二、コンセンサス:科学技術イノベーションは「一帯一路」建設の重要な推進力で、基礎性、戦略性と牽引性の作用により、「一帯一路」建設において協力の優先領域となるべきである。科学研究機関、特に国立科学研究機関は科学技術協力の推進、「一帯一路」建設の分野における重要な牽引作用を発揮させ、共同で戦略コンサルティング、国際研究計画を組織・展開、若手科学研究者の育成を強化し、「一帯一路」の建設に科学技術面の有力なサポートを提供する。

三、大会に出席した20余りの国家科学研究機関の指導者は複数のことで合意に達し、共同で「北京宣言」を署名・発表した。
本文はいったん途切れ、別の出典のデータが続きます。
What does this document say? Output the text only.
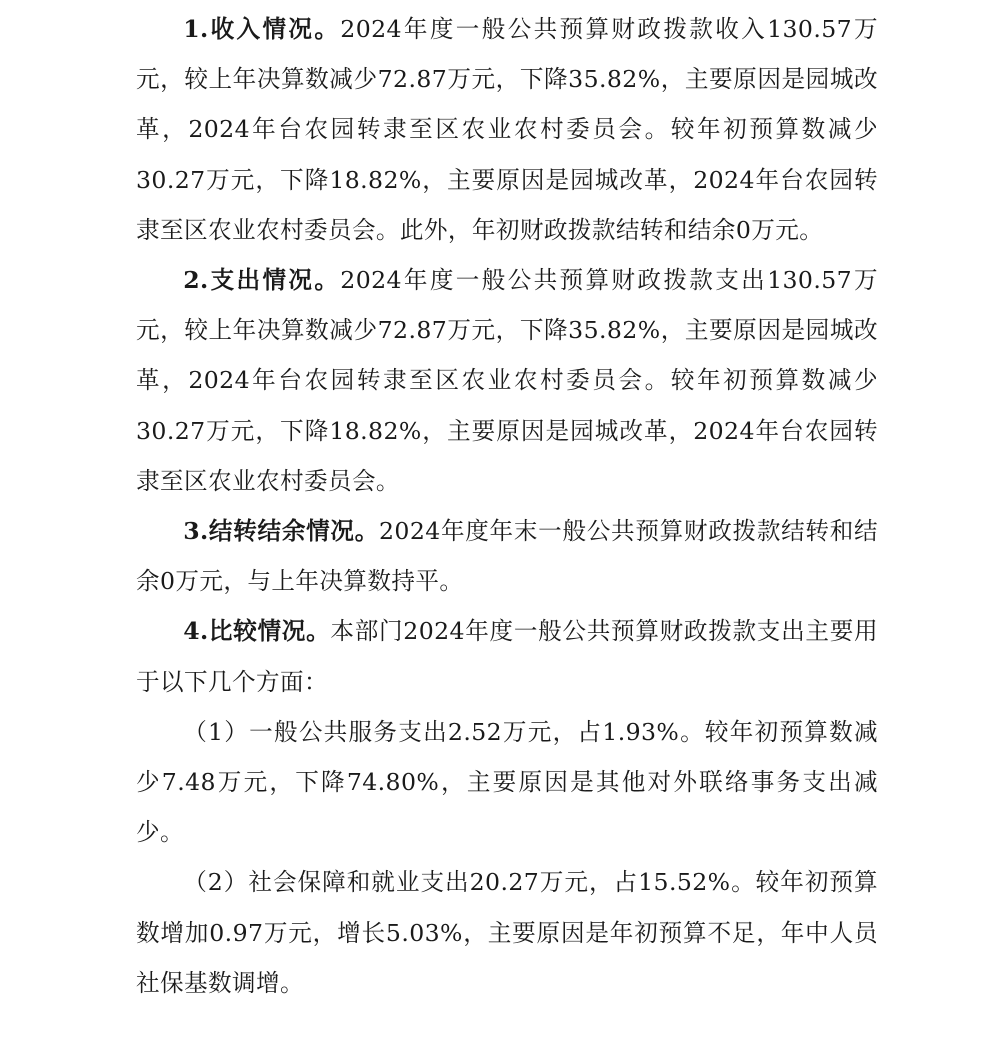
1.收入情况。2024年度一般公共预算财政拨款收入130.57万元，较上年决算数减少72.87万元，下降35.82%，主要原因是园城改革，2024年台农园转隶至区农业农村委员会。较年初预算数减少30.27万元，下降18.82%，主要原因是园城改革，2024年台农园转隶至区农业农村委员会。此外，年初财政拨款结转和结余0万元。

2.支出情况。2024年度一般公共预算财政拨款支出130.57万元，较上年决算数减少72.87万元，下降35.82%，主要原因是园城改革，2024年台农园转隶至区农业农村委员会。较年初预算数减少30.27万元，下降18.82%，主要原因是园城改革，2024年台农园转隶至区农业农村委员会。

3.结转结余情况。2024年度年末一般公共预算财政拨款结转和结余0万元，与上年决算数持平。

4.比较情况。本部门2024年度一般公共预算财政拨款支出主要用于以下几个方面：

（1）一般公共服务支出2.52万元，占1.93%。较年初预算数减少7.48万元，下降74.80%，主要原因是其他对外联络事务支出减少。

（2）社会保障和就业支出20.27万元，占15.52%。较年初预算数增加0.97万元，增长5.03%，主要原因是年初预算不足，年中人员社保基数调增。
北京宣言の中には、「一帯一路」沿線国の科学研究機関、国際科技組織との長期に渡る協調・協力メカニズムの構築、「一帯一路」国際科学者連盟の設立、「一帯一路」建設の重点領域及び資源、環境、経済、民生、健康、持続可能な発展等の方面において重大な共通性を有する課題に対して科学技術がチャンレンジしていくこと、国際科学技術協力研究計画の組織支援実施等に力を注ぐことを更に明確した。
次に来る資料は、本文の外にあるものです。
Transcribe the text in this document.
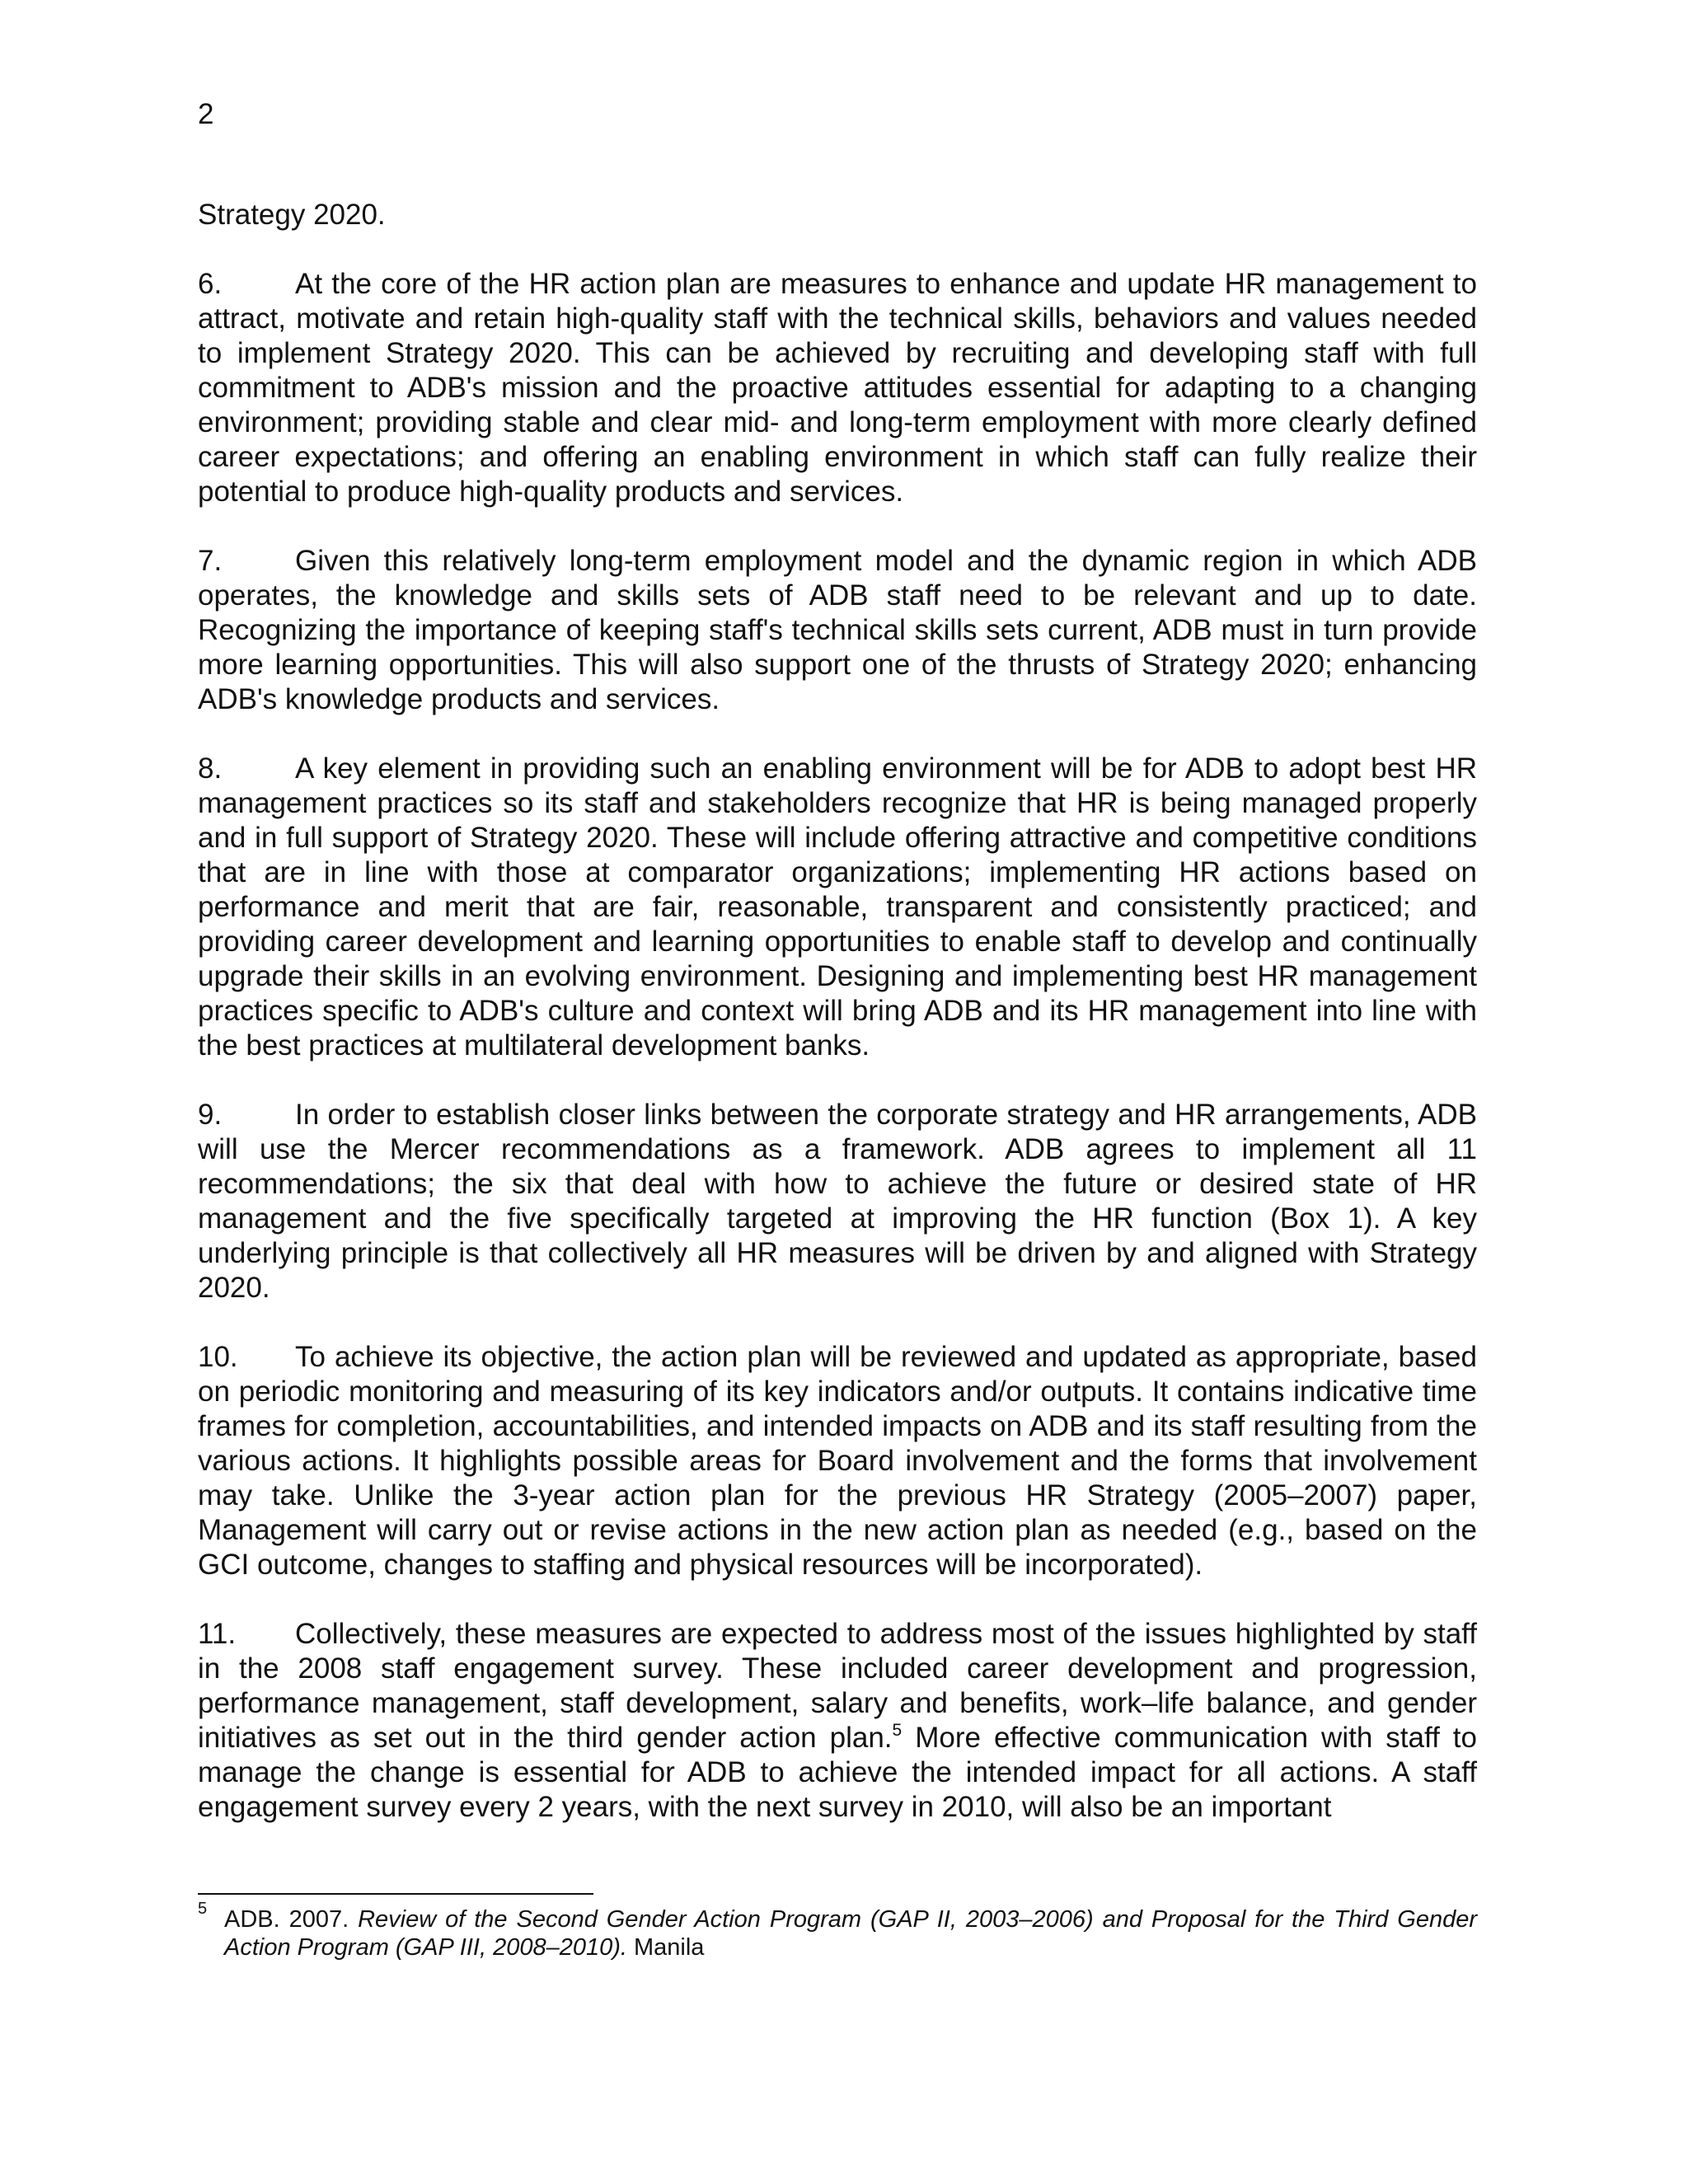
2
Strategy 2020.

6.	At the core of the HR action plan are measures to enhance and update HR management to attract, motivate and retain high-quality staff with the technical skills, behaviors and values needed to implement Strategy 2020. This can be achieved by recruiting and developing staff with full commitment to ADB's mission and the proactive attitudes essential for adapting to a changing environment; providing stable and clear mid- and long-term employment with more clearly defined career expectations; and offering an enabling environment in which staff can fully realize their potential to produce high-quality products and services.

7.	Given this relatively long-term employment model and the dynamic region in which ADB operates, the knowledge and skills sets of ADB staff need to be relevant and up to date. Recognizing the importance of keeping staff's technical skills sets current, ADB must in turn provide more learning opportunities. This will also support one of the thrusts of Strategy 2020; enhancing ADB's knowledge products and services.

8.	A key element in providing such an enabling environment will be for ADB to adopt best HR management practices so its staff and stakeholders recognize that HR is being managed properly and in full support of Strategy 2020. These will include offering attractive and competitive conditions that are in line with those at comparator organizations; implementing HR actions based on performance and merit that are fair, reasonable, transparent and consistently practiced; and providing career development and learning opportunities to enable staff to develop and continually upgrade their skills in an evolving environment. Designing and implementing best HR management practices specific to ADB's culture and context will bring ADB and its HR management into line with the best practices at multilateral development banks.

9.	In order to establish closer links between the corporate strategy and HR arrangements, ADB will use the Mercer recommendations as a framework. ADB agrees to implement all 11 recommendations; the six that deal with how to achieve the future or desired state of HR management and the five specifically targeted at improving the HR function (Box 1). A key underlying principle is that collectively all HR measures will be driven by and aligned with Strategy 2020.

10. To achieve its objective, the action plan will be reviewed and updated as appropriate, based on periodic monitoring and measuring of its key indicators and/or outputs. It contains indicative time frames for completion, accountabilities, and intended impacts on ADB and its staff resulting from the various actions. It highlights possible areas for Board involvement and the forms that involvement may take. Unlike the 3-year action plan for the previous HR Strategy (2005–2007) paper, Management will carry out or revise actions in the new action plan as needed (e.g., based on the GCI outcome, changes to staffing and physical resources will be incorporated).

11. Collectively, these measures are expected to address most of the issues highlighted by staff in the 2008 staff engagement survey. These included career development and progression, performance management, staff development, salary and benefits, work–life balance, and gender initiatives as set out in the third gender action plan.$^5$ More effective communication with staff to manage the change is essential for ADB to achieve the intended impact for all actions. A staff engagement survey every 2 years, with the next survey in 2010, will also be an important

5 ADB. 2007. Review of the Second Gender Action Program (GAP II, 2003–2006) and Proposal for the Third Gender Action Program (GAP III, 2008–2010). Manila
分科会では、出席者は、「積極的に科学研究データの共有を推進、共同でグローバル化の科学技術の課題に対応、積極的に欧州の科学者の参加を促すこと、更に国際と地域組織の役割を発揮させ、政府、科学研究機関と企業連盟の役割を重視し、相応の教育ネットワークの構築に力を入れ、科学研究と教育協力の両軸により、中国科学院がより多くの作用を発揮していく」と強調した。

今後の活動計画:
今後、中国科学院は国家「一帯一路」戦略について、系統性・実質性の国際科学技術協力を展開、「一帯一路」各国の国家科学院と研究機関に対する資源を集中し、各国の発展において共同で直面している科学技術的問題と挑戦の解決を目指して、国家「一帯一路」戦略の実施に奉仕する。

具体的な措置:
一、更に「一帯一路」科学技術協力の長期的なメカニズム、協力ネットワークの建設及び「一帯一路」国際科学者連盟体系を完備させ、複数の国際影響力を持つ、「一帯一路」沿線国の発展に実質的な役割を発揮できる国際科学研究とイノベーションプロジェクトを組織・支援する。
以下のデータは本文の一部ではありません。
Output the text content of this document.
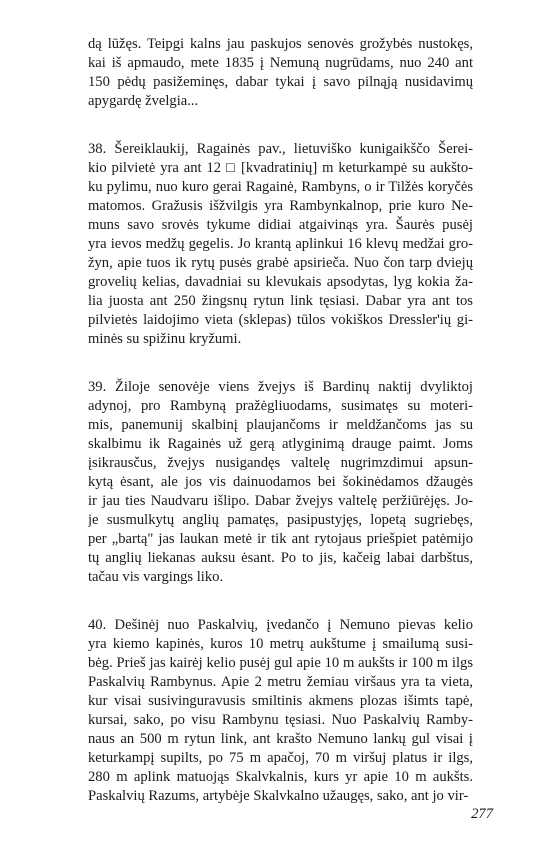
dą lūžęs. Teipgi kalns jau paskujos senovės grožybės nustokęs,
kai iš apmaudo, mete 1835 į Nemuną nugrūdams, nuo 240 ant
150 pėdų pasižeminęs, dabar tykai į savo pilnąją nusidavimų
apygardę žvelgia...
38. Šereiklaukij, Ragainės pav., lietuviško kunigaikščo Šerei-
kio pilvietė yra ant 12 □ [kvadratinių] m keturkampė su aukšto-
ku pylimu, nuo kuro gerai Ragainė, Rambyns, o ir Tilžės koryčės
matomos. Gražusis išžvilgis yra Rambynkalnop, prie kuro Ne-
muns savo srovės tykume didiai atgaivinąs yra. Šaurės pusėj
yra ievos medžų gegelis. Jo krantą aplinkui 16 klevų medžai gro-
žyn, apie tuos ik rytų pusės grabė apsirieča. Nuo čon tarp dviejų
grovelių kelias, davadniai su klevukais apsodytas, lyg kokia ža-
lia juosta ant 250 žingsnų rytun link tęsiasi. Dabar yra ant tos
pilvietės laidojimo vieta (sklepas) tūlos vokiškos Dressler'ių gi-
minės su spižinu kryžumi.
39. Žiloje senovėje viens žvejys iš Bardinų naktij dvyliktoj
adynoj, pro Rambyną pražėgliuodams, susimatęs su moteri-
mis, panemunij skalbinį plaujančoms ir meldžančoms jas su
skalbimu ik Ragainės už gerą atlyginimą drauge paimt. Joms
įsikrausčus, žvejys nusigandęs valtelę nugrimzdimui apsun-
kytą ėsant, ale jos vis dainuodamos bei šokinėdamos džaugės
ir jau ties Naudvaru išlipo. Dabar žvejys valtelę peržiūrėjęs. Jo-
je susmulkytų anglių pamatęs, pasipustyjęs, lopetą sugriebęs,
per „bartą" jas laukan metė ir tik ant rytojaus priešpiet patėmijo
tų anglių liekanas auksu ėsant. Po to jis, kačeig labai darbštus,
tačau vis vargings liko.
40. Dešinėj nuo Paskalvių, įvedančo į Nemuno pievas kelio
yra kiemo kapinės, kuros 10 metrų aukštume į smailumą susi-
bėg. Prieš jas kairėj kelio pusėj gul apie 10 m aukšts ir 100 m ilgs
Paskalvių Rambynus. Apie 2 metru žemiau viršaus yra ta vieta,
kur visai susivinguravusis smiltinis akmens plozas išimts tapė,
kursai, sako, po visu Rambynu tęsiasi. Nuo Paskalvių Ramby-
naus an 500 m rytun link, ant krašto Nemuno lankų gul visai į
keturkampį supilts, po 75 m apačoj, 70 m viršuj platus ir ilgs,
280 m aplink matuojąs Skalvkalnis, kurs yr apie 10 m aukšts.
Paskalvių Razums, artybėje Skalvkalno užaugęs, sako, ant jo vir-
277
二、「一帯一路」国家の優秀な若手科学技術人材の育成・誘致を拡大し、「一帯一路」国家に対する研究生、博士・ポスドク奨学金プログラムを設立する。開発途上国の博士人材の「帰国支援プログラム」の制定を探求する。

三、実務協力を堅持し、「一帯一路」国家科学院と科学研究機関と共同で関心を持つ重点分野における国際研究計画を展開する。

四、国家科学技術シンクタンクの機能を発揮させ、「一帯一路」国家科学院と科学研究機関と共同で戦略的なコンサルティング活動を実施し、「一帯一路」建設戦略の実施に科学技術コンサルティングとサポートを提供する。

同大会は今後の「一帯一路」科学技術協力事業の発展に一里塚的な意義を持っている。国家科学技術の主力軍として、中国科学院と「一帯一路」沿線国の科学研究機関、科学技術者が手を携えて、「一帯一路」の発展に科学技術面での貢献をするように努力する形ができつつある。